What Not to Feed to Pond Turtles

As a responsible pet owner, you should let your pond turtles stick to their diet. Although pond turtles are opportunistic when it comes to a meal, there are certain foods that they can’t digest because of their slow metabolism.

Here’s what you shouldn’t feed to your pond turtles:

1 – Sweets

Food with refined sugar is usually hard and may risk choking your beloved pet. On top of that, their bodies don’t have the enzymes to digest the sugar content and chemicals that sweet snacks contain.

2 – Dairy

Dairy products are another type of food that you shouldn’t feed your beloved pet. Reptiles don’t lactate their young, so their body can’t properly digest lactose.

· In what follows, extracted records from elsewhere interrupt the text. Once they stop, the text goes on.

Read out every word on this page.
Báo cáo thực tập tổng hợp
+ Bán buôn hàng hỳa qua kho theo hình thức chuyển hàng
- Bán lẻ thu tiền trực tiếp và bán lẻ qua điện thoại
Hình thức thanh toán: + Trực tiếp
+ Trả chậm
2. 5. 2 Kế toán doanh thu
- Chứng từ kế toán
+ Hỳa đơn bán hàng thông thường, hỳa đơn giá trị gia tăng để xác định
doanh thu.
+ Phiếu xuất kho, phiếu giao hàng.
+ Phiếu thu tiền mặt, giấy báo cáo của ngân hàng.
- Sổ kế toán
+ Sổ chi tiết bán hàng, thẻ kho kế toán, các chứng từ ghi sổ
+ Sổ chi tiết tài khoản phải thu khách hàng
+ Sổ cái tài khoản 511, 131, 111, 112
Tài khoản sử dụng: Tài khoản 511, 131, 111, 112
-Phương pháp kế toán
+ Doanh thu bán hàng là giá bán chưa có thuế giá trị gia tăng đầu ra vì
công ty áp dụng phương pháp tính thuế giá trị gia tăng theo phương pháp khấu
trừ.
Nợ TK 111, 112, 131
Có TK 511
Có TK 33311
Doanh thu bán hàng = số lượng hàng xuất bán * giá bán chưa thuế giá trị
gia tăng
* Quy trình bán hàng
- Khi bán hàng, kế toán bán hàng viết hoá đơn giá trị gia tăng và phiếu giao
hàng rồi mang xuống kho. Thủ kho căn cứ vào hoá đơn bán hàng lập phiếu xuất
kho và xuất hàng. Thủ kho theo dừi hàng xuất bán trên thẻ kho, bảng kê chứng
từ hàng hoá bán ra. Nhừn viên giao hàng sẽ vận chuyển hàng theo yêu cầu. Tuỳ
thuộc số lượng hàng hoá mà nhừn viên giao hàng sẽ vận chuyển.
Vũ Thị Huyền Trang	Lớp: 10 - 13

Hence, don’t include dairy products in their diets. Some examples of dairy products include milk, yogurt, cheese, and butter.

3 – Greasy Food

Fatty food isn’t healthy for your little pets because oil or grease isn’t digestible for pond turtles. Don’t feed your pond turtles french fries, onion rings, or other processed food.

What Eats Pond Turtles?

Although pond turtles have protective shells, they’re not impervious to predators. Here are the predators of pond turtles:

1 – Catfish

Catfish are hardy and invasive, which means they can survive everywhere.

Plus, they have various feeding behaviors that range from herbivorous, carnivorous, and omnivorous diets. This predator is likely to consume baby turtles because they’re opportunistic feeders.

2 – Snapping Turtles

Alligator snapping turtles are the largest species of freshwater turtles.

They’re predators and scavengers that feed on anything they can find, including insects, frogs, and other reptiles. They’ll eat their own species even—whether alive or dead.

3 – American Bullfrogs

American bullfrogs are opportunistic predators that ambush prey smaller than them. Although adult pond turtles aren’t susceptible to these predators, they can overpower young turtles.

It’s also worth noting that bullfrogs thrive in the same habitat as pond turtles, so you might find them in your outdoor ponds.

4 – Birds of Prey

Some bird species, like Eagles, Falcons, and hawks, tend to prey on turtles. Typically, they carry turtles in the sky and drop them onto rocks to crack their hard shells and expose their flesh.

Other aquatic birds, including herons and ducks, include baby turtles in their diets.

5 – Water Snakes

Water snakes prey on smaller reptiles or amphibians, including turtles. They can open their mouths four times wider to devour small to medium-sized turtles.

In addition, water snakes are fast breeders, so you may encounter them in freshwater wetlands, like rivers, lakes, and ponds.

Final Thoughts

So, what do pond turtles eat?

Generally, pond turtles consume both plant and animal materials. Although young turtles prefer a carnivorous diet, it’s a good idea to introduce vegetables at an early age.

This way, adult turtles won’t shy away from plant matter. Keep in mind that they require both plants and animal proteins to grow.